THERE’S NOT much good news amid the ashes of the Sept. 11 terror attack, but here’s a sign that America – in spite of the tragedy – might actually become a better place:
Major League Baseball Commissioner Bud Selig has asked that championship teams forgo the champagne celebrations this year.
It’s about time, I say.
For too long, our sacred national pastime has been infected by this insurgent foreign alcohol. All that Frenchy bubbly, poured in the frenzy of winning, has spoiled our All-American idols. The purity of Babe and Mickey’s game has been stained for too long by the fermented grapes of Pierre and Jean-Claude.
Dumping champagne at our hour of gloom is the best thing baseball could do for the game . . . and our nation.
The cynics gripe that it’s an obvious public relations ploy. Rather than acting out of some patriotic urge to uphold traditional American values, they whine, Selig is more concerned with the televised image of high-fiving, booze-drenched ballplayers giddily splashing $500 bottles around the locker room while much of the nation is in tears.
But it should be clear that Selig has a nobler agenda. When a guy named Bud from Milwaukee starts talking about booze, it can mean only one thing:
Beer.
Beer, truly, is the only appropriate adult beverage for baseball. Whether sloshed out of plastic cups by bleacher vendors, or advertised on the giant scoreboard in right field, beer courses through baseball like the very corpuscles in our red-blooded American veins.
You go to a ball game, you don’t see pinky-fingered snoots sipping Chablis in the 700 Level. Softball teams play for kegs, not magnums. And, dammit, that was Miller Lite, not Gallo Rotgut, that Marvelous Marv Throneberry and Bob Uecker used to shill for.
It’s only fitting that we toast our baseball heroes with nice, cold, 100 percent American beer.
To me, booting high-priced imported wine is a sign that baseball – long out of touch with its common fans – is finally seeing the error of its money-grubbing ways. A return to beer means a return to baseball’s populist roots: natural grass, cheap seats, 25-cent scorecards, day games.
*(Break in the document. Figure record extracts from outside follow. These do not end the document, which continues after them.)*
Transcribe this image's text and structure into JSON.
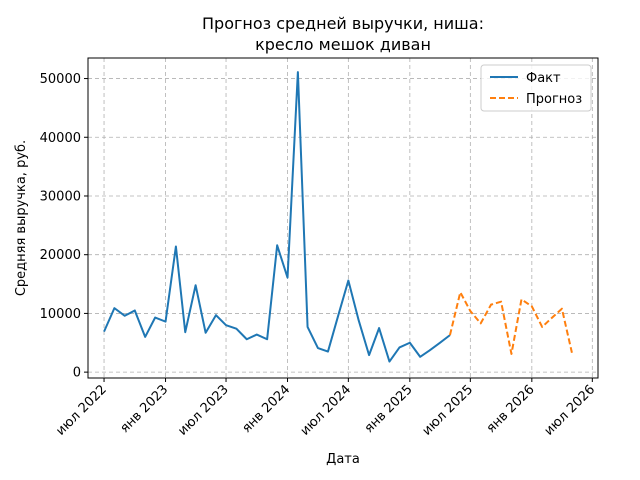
{
  "chart_data": {
    "type": "line",
    "title_lines": [
      "Прогноз средней выручки, ниша:",
      "кресло мешок диван"
    ],
    "xlabel": "Дата",
    "ylabel": "Средняя выручка, руб.",
    "ylim": [
      -1000,
      53500
    ],
    "xlim": [
      "2022-05-14",
      "2026-07-18"
    ],
    "yticks": [
      0,
      10000,
      20000,
      30000,
      40000,
      50000
    ],
    "ytick_labels": [
      "0",
      "10000",
      "20000",
      "30000",
      "40000",
      "50000"
    ],
    "xticks": [
      "2022-07-01",
      "2023-01-01",
      "2023-07-01",
      "2024-01-01",
      "2024-07-01",
      "2025-01-01",
      "2025-07-01",
      "2026-01-01",
      "2026-07-01"
    ],
    "xtick_labels": [
      "июл 2022",
      "янв 2023",
      "июл 2023",
      "янв 2024",
      "июл 2024",
      "янв 2025",
      "июл 2025",
      "янв 2026",
      "июл 2026"
    ],
    "grid": true,
    "legend_position": "top-right",
    "series": [
      {
        "name": "Факт",
        "color": "#1f77b4",
        "style": "solid",
        "points": [
          [
            "2022-07-01",
            6900
          ],
          [
            "2022-08-01",
            10900
          ],
          [
            "2022-09-01",
            9600
          ],
          [
            "2022-10-01",
            10500
          ],
          [
            "2022-11-01",
            6000
          ],
          [
            "2022-12-01",
            9300
          ],
          [
            "2023-01-01",
            8600
          ],
          [
            "2023-02-01",
            21400
          ],
          [
            "2023-03-01",
            6800
          ],
          [
            "2023-04-01",
            14800
          ],
          [
            "2023-05-01",
            6700
          ],
          [
            "2023-06-01",
            9700
          ],
          [
            "2023-07-01",
            8000
          ],
          [
            "2023-08-01",
            7400
          ],
          [
            "2023-09-01",
            5600
          ],
          [
            "2023-10-01",
            6400
          ],
          [
            "2023-11-01",
            5600
          ],
          [
            "2023-12-01",
            21600
          ],
          [
            "2024-01-01",
            16100
          ],
          [
            "2024-02-01",
            51100
          ],
          [
            "2024-03-01",
            7700
          ],
          [
            "2024-04-01",
            4100
          ],
          [
            "2024-05-01",
            3500
          ],
          [
            "2024-06-01",
            9700
          ],
          [
            "2024-07-01",
            15600
          ],
          [
            "2024-08-01",
            8800
          ],
          [
            "2024-09-01",
            2900
          ],
          [
            "2024-10-01",
            7500
          ],
          [
            "2024-11-01",
            1800
          ],
          [
            "2024-12-01",
            4200
          ],
          [
            "2025-01-01",
            5000
          ],
          [
            "2025-02-01",
            2600
          ],
          [
            "2025-03-01",
            3700
          ],
          [
            "2025-04-01",
            5000
          ],
          [
            "2025-05-01",
            6300
          ]
        ]
      },
      {
        "name": "Прогноз",
        "color": "#ff7f0e",
        "style": "dashed",
        "points": [
          [
            "2025-05-01",
            6300
          ],
          [
            "2025-06-01",
            13600
          ],
          [
            "2025-07-01",
            10400
          ],
          [
            "2025-08-01",
            8300
          ],
          [
            "2025-09-01",
            11500
          ],
          [
            "2025-10-01",
            12000
          ],
          [
            "2025-11-01",
            3100
          ],
          [
            "2025-12-01",
            12400
          ],
          [
            "2026-01-01",
            11200
          ],
          [
            "2026-02-01",
            7700
          ],
          [
            "2026-03-01",
            9200
          ],
          [
            "2026-04-01",
            10800
          ],
          [
            "2026-05-01",
            3300
          ]
        ]
      }
    ]
  }
}
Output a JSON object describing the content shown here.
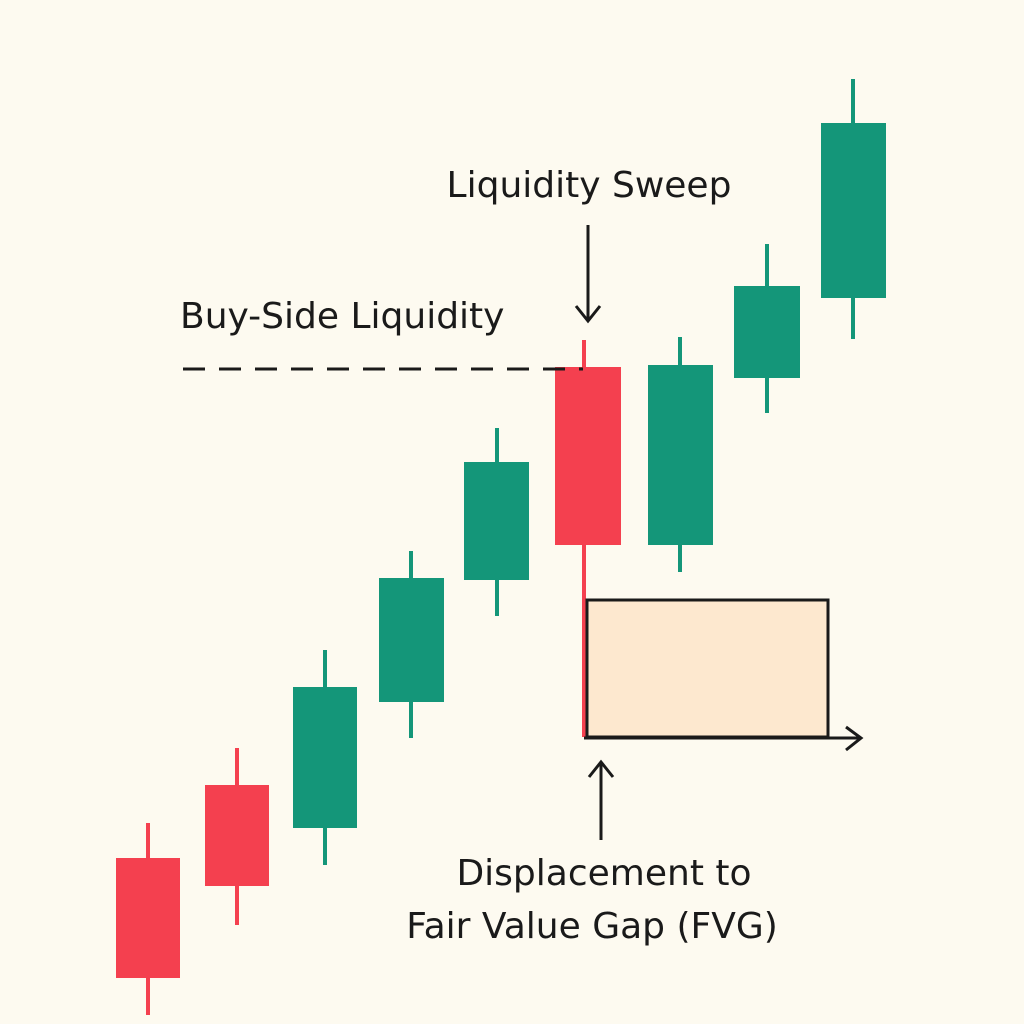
{
  "annotations": {
    "liquidity_sweep": "Liquidity Sweep",
    "buy_side": "Buy-Side Liquidity",
    "displacement": [
      "Displacement to",
      "Fair Value Gap (FVG)"
    ]
  }
}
Yes, I know, some will defend champagne celebrations as part of the grand tradition of crowning a champion. And it’s true, the fine pffft from a freshly opened can of Coors just can’t match the gushing fountain from a bottle of Korbel. But, frankly, foam is over-rated, and, if nothing else, it reveals a shocking weakness among our steroid-pumped jocks. Namely, the ritual post-game draping of those Mommy-like plastic slip-covers over open lockers, to protect their precious Levis. Yo, I’m not going to call Derek Jeter a sissy (I did that once, and learned my lesson), but if you can’t spill a little booze on your pants without busting out the fabric softener, what good is it being a guy?
So, how did champagne worm its way into baseball?
I dunno for sure, but I think we can reasonably assume that the New York Yankees had something to do with it.
For one thing, New York City has never been a beer town. It’s the kind of place where tuxedo-wearing dandies suck down exotic cocktails and sip champagne from ladies’ slippers.
On second thought, maybe I only saw that in a Fred Astaire movie.
Whatever, the Bronx Bombers love nothing better than winning the World Series, just so they can pop the cork in America’s face.
It was no surprise, then, that the Yankees were the only team to balk at Selig’s champagne decree. After they dispatched the Seattle Mariners last week, manager Joe Torre and his pampered pin-stripers pulled out chilled bottles of Lafitte de Hoity-Toity and toasted their 48th consecutive American League pennant as if it were their birthright.
I even heard one of the Yankees say that denying themselves a few gulps of champagne would be like letting the terrorists win.
Cut me a break.
If protecting the American Way means letting a bunch of millionaire cry-babies soak their egos in an expensive champagne bath, I say maybe it’s time to re-examine our values.
Baseball fans and beer drinkers everywhere can agree:
The hell with Osama. Beat the Yankees!
Joe Sixpack, by Staff Writer Don Russell, was written this week with a bottle of Heavyweight Lunacy Golden Ale.